At the moment, experts are not sure how the fish ended up in the Neosho River (photo)

At the moment, experts are not sure how the fish ended up in the Neosho River (photo)

“Since most populations of this species can be distinguished from one another with a sample of the fish’s fins, another option we are considering is genetic identification,” said KDWP Assistant Director of Fisheries Research, Jeff Koch.

“This allows us to see if the fish comes from an existing population in another state.”

Alligator gar is known for their distinctive long snouts and ability to grow 10 feet long and can weigh up to 350 pounds.

The fish, which can grow up to 10 feet long, was once spotted quite frequently in the Mississippi River, the U.S. Fish & Wildlife Service added.

They have been traditionally seen in Ohio, parts of Missouri and Illinois all the way to the Gulf of Mexico

They have been traditionally seen in Ohio, parts of Missouri and Illinois all the way to the Gulf of Mexico

They have been traditionally seen in Ohio, parts of Missouri and Illinois all the way to the Gulf of Mexico according to the US Fish & Wildlife Service, but never Kansas.

“When it first came out of the water… I was shocked, I was stunned. I’ve seen gar jump, but nothing like this one did,” said fisherman Danny Lee Smith, who caught the fish. CNN.

“This is a once-in-a-lifetime deal, I’m sure.”

Given the long distance from where they are commonly found, experts aren’t sure how the alligator yarn ended up in Kansas’s Neosho River.

If the above option doesn’t answer, Koch said the experts could use microchemistry.

The element ratio of a bone on a fish is measured and compared with the elements in the surrounding water.

It’s probably not someone’s pet that got lost or released into the wild when it “got too big,” explains Doug Nygren, director of the KDWP fisheries division.

‘These techniques should enable us to determine which method of introduction has taken place.’

The state agency notes that introducing alien species into the area poses a risk of spreading disease and is illegal, whether native or not.
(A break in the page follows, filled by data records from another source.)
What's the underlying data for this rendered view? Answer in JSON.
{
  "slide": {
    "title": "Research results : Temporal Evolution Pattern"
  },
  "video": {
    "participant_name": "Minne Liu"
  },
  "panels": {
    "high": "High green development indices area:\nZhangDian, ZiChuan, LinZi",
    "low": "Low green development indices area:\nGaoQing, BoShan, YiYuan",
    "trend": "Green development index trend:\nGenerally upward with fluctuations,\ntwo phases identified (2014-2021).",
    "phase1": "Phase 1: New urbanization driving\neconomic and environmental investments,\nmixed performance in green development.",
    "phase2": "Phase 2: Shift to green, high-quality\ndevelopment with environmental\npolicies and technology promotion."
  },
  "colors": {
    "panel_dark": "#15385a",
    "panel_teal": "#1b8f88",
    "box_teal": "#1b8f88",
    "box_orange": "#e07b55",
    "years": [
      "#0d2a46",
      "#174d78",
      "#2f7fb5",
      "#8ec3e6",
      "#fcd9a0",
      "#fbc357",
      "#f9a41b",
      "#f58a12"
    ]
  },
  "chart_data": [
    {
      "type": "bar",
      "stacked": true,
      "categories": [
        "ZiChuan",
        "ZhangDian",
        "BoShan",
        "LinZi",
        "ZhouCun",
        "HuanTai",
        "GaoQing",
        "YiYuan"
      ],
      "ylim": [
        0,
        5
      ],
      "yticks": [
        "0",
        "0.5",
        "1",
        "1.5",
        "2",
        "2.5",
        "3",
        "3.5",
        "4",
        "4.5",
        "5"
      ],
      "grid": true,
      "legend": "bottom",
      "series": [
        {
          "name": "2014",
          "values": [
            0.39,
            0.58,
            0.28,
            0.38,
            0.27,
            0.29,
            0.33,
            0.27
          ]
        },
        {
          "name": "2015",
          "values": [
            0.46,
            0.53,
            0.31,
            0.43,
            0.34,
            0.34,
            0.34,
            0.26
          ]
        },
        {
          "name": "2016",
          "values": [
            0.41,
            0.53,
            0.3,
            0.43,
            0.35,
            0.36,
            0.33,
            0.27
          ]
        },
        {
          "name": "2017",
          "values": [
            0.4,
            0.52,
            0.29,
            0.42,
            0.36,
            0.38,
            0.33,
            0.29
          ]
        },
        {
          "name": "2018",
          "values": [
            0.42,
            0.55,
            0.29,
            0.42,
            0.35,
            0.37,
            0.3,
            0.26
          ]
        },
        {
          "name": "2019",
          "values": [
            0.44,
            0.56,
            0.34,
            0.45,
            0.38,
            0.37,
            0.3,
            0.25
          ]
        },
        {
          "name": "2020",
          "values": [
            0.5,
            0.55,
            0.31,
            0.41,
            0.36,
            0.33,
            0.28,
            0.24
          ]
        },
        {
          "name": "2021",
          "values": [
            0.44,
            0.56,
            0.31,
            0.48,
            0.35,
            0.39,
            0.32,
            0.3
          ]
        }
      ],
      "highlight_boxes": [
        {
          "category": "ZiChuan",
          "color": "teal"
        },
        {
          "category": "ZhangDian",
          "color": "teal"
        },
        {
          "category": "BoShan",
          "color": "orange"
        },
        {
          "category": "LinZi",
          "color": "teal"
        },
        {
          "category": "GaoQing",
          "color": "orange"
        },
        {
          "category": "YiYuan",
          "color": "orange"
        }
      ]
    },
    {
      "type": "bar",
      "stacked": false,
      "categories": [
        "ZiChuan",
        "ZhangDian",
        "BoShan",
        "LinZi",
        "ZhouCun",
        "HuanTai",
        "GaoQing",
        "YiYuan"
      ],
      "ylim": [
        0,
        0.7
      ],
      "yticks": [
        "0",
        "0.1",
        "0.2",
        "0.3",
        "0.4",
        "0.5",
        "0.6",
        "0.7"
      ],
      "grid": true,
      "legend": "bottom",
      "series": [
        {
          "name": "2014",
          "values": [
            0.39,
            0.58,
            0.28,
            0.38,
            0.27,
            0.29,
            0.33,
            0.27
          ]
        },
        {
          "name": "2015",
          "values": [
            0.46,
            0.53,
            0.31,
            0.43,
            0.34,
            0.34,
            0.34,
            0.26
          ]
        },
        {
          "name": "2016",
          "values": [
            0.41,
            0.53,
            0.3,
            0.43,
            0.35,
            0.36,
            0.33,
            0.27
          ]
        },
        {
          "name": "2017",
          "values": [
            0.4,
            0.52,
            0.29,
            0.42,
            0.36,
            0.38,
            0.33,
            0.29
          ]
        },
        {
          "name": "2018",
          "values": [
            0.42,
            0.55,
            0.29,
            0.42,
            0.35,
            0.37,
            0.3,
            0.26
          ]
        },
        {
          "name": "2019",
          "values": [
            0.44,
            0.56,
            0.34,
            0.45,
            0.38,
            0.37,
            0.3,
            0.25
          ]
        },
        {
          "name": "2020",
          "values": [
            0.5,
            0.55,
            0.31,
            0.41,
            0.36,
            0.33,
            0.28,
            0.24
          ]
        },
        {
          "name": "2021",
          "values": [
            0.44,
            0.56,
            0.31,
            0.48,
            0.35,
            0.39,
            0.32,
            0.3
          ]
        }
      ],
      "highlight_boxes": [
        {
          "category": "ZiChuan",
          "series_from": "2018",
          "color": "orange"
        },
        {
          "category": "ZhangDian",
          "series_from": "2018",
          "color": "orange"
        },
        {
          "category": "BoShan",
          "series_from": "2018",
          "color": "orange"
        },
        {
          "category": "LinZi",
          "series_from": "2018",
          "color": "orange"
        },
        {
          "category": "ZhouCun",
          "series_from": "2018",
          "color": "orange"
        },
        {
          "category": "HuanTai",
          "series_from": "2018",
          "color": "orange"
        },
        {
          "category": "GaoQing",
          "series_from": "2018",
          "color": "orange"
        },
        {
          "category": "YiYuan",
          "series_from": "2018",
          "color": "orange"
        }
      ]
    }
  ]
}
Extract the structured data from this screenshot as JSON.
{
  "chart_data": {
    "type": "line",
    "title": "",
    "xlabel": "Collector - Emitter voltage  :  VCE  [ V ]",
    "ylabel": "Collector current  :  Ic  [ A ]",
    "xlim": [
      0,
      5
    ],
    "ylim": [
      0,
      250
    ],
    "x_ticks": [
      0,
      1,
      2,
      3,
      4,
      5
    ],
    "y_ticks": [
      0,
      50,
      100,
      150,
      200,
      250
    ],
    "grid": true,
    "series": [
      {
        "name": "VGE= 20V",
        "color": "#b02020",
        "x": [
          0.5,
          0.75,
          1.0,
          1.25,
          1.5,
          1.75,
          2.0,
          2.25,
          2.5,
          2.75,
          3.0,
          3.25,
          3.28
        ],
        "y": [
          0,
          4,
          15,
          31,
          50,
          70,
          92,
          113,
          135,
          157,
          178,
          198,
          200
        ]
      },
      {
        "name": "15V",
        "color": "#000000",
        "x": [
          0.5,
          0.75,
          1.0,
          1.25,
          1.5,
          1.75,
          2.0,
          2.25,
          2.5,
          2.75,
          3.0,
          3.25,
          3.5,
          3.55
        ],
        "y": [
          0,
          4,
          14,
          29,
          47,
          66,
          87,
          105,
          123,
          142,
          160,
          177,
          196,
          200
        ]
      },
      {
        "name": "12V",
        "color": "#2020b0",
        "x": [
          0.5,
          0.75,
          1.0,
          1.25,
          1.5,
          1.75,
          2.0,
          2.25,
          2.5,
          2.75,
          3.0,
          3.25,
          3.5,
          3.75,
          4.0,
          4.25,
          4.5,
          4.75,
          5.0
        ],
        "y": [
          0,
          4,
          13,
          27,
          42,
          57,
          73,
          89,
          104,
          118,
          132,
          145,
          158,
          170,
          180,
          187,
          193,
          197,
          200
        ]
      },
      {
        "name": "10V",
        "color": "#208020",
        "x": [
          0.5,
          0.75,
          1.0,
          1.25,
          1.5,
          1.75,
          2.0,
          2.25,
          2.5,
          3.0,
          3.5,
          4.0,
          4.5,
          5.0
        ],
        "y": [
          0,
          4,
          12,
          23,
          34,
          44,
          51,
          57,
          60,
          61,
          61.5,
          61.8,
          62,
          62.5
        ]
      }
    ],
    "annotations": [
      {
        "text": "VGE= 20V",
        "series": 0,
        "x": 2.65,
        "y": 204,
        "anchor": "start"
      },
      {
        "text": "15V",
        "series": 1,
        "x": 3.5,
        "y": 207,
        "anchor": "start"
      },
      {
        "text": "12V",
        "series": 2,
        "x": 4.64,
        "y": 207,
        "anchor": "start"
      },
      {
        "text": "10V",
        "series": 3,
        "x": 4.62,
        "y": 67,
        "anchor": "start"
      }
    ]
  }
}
“Transporting and restocking fish can spread other harmful species such as microscopic zebra mussels, fish diseases or aquatic plants that may be present in the water used to transport the fish,” warned Chris Steffen, coordinator of the KDWP Aquatic Nuisance Species.

Alligator gar is known for their distinctive long snouts and ability to grow 10 feet long and can weigh up to 350 pounds

Alligator gar is known for their distinctive long snouts and ability to grow 10 feet long and can weigh up to 350 pounds

There are several types of gar, but crocodile threads have been used to make a number of different items, including arrowheads, jewelry, and tools from the fish’s scales.

It has also been used for leather goods, and the oils were used as an insect repellent, the USFWS added.

The fish, which was in abundance in the mid-20th century, was overfished due to the erroneous belief that it ate fish that were also consumed by humans.

It is now considered rare and endangered, according to the University of Florida.

WHY ARE ALLIGATOR GAR SO ATTRACTIVE TO PEOPLE?

Alligator shrimp are known for their long bodies, long snouts, and diamond-shaped interlocking scales.

It has multiple fins, the caudal fin is rounded and the dorsal and anal fins are directed towards the back of the body.

Some versions of alligator gar can grow up to 10 feet in length and weigh over 300 pounds.

Like their reptilian namesake, adult alligator threads have two rows of large teeth on their upper jaw.

These fish, which can live for decades in some cases, have been used to make a variety of consumer goods, such as arrowheads, jewelry, and tools from the fish’s scales.

It has also been used for leather goods, and the oils were used as an insect repellent, according to the U.S. Fish & Wildlife Service.

They are dangerous to humans, but reports of attacks are rare. Their eggs, which hatch within a few days, are considered poisonous if eaten by a person.